Saturday, December 31, 2016

Asymmetric Cyberwar

From today's Washington Post:
While the Russians did not actively use the code to disrupt operations, according to officials who spoke on the condition of anonymity to discuss a security matter, the discovery underscores the vulnerabilities of the nation’s electrical grid. And it raises fears in the U.S. government that Russian government hackers are actively trying to penetrate the grid to carry out potential attacks.

Officials in government and the utility industry regularly monitor the grid because it is highly computerized and any disruptions can have disastrous implications for the country’s medical and emergency services.

Burlington Electric said in a statement that the company detected a malware code used in the Grizzly Steppe operation in a laptop that was not connected to the organization’s grid systems. The firm said it took immediate action to isolate the laptop and alert federal authorities.

The facts do not come out until paragraph three, preceded by very scary headline and paragraphs 1 and 2. The laptop was not connected to operations. It could have been infected by an employee viewing porn sites. The infection contained at least a snippet of code attributed to Russian origin.

I'm willing to believe that the malware found was of Russian origin. But hackers share malware freely and excerpt and morph it to fit their needs. The Stuxnet virus, supposedly of US Government origin is like that. Finding a snippet of Stuxnet code on an infected computer today is very weak evidence that the US Government put it there.

Here is my central point. Bad guys can very simply and cheaply use hacking to spread fear in out country, and to erode trust in our institutions, and to cause us to spend our money foolishly. Measured in terms of money, it is asymmetric to the extreme. Security vendors salivate over prospective sales of $100-$150 billion in smart grid or cyber security hardware and software. It might have cost the bad guys less than $10 to get the malware on the Vermont computer. That suggests a leverage of 10,000,000:1! Readers may wish to argue for a lower number, perhaps 1,000:1. But we should all agree that the gain is very much bigger than 1, thus asymmetric in favor of the attacker.

Next, I think back to the so-called Strategic Defense Initiative of the Reagan years (known as Star Wars). It has been said that Star Wars was the straw that broke the back of the Soviet Union. Perhaps Star Wars was genuine, or perhaps it was an insanely successful ruse. No matter. That little packet of information, true or false, achieved what 30,000 nuclear warheads over the span of 40 years did not accomplish. It was asymmetric to the extreme.

It seems entirely plausible that the Russians, North Koreans, Iranians, or other enemies can have a field day practicing asymmetric cyberwar with the USA. The beauty of the scheme is that they do not need to ever succeed in causing a blackout or anything else with physical reality. All they need to do it to destabilize our society with anxiety. If we accept that the Russians did meddle with the US election, then destabilization rather than electron of Trump seems to be a much more believable motive. Hundreds of millions of Trump opponents, still stinging with disappointment, are willing to jump on that destabilizing wagon at this moment in time.

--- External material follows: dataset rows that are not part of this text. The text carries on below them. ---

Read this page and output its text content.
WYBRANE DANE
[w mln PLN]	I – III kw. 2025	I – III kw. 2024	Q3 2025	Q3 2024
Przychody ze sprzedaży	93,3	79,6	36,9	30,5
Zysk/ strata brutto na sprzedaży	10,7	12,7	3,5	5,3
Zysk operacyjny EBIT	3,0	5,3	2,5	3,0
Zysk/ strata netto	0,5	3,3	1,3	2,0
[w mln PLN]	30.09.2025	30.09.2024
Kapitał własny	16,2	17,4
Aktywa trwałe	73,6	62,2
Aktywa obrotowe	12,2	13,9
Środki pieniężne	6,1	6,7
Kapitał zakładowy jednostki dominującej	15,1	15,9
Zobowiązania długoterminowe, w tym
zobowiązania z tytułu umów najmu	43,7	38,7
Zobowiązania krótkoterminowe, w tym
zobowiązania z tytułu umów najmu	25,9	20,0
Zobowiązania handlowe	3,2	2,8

It may be true that the USA is much more skilled than any other country in offensive cyberwar capability. But it is also true that we are more vulnerable because (a) we are so computer dependent, and (b) because our free speech traditions allow the media megaphone to amplify fears and concerns. The USSR in the 1980s was vulnerable in different socioeconomic ways. Star Wars was merely the trigger, not the total cause of Soviet Union collapse.

What can we do? We can't repeal the 1st amendment. But we can and should solicit the cooperation of the media. Using today's Washington Post article as an example, all that would be needed would be to to make the raw facts appear first. Make facts the first paragraph and the headline. The authors would still be free to embellish the facts with speculation about scary possibilities, but the editors could simply move those to paragraph 20 of the story. It is ironic to note that other countries with weaker free press traditions (including much of Western Europe) would find it easier to do than we would.

It is my opinion that if we could accomplish that simple change in how we emphasize and highlight information, that the USA.

There are also other things not related to cyber security that we can do to make ourselves less vulnerable, but I'll leave those for another day.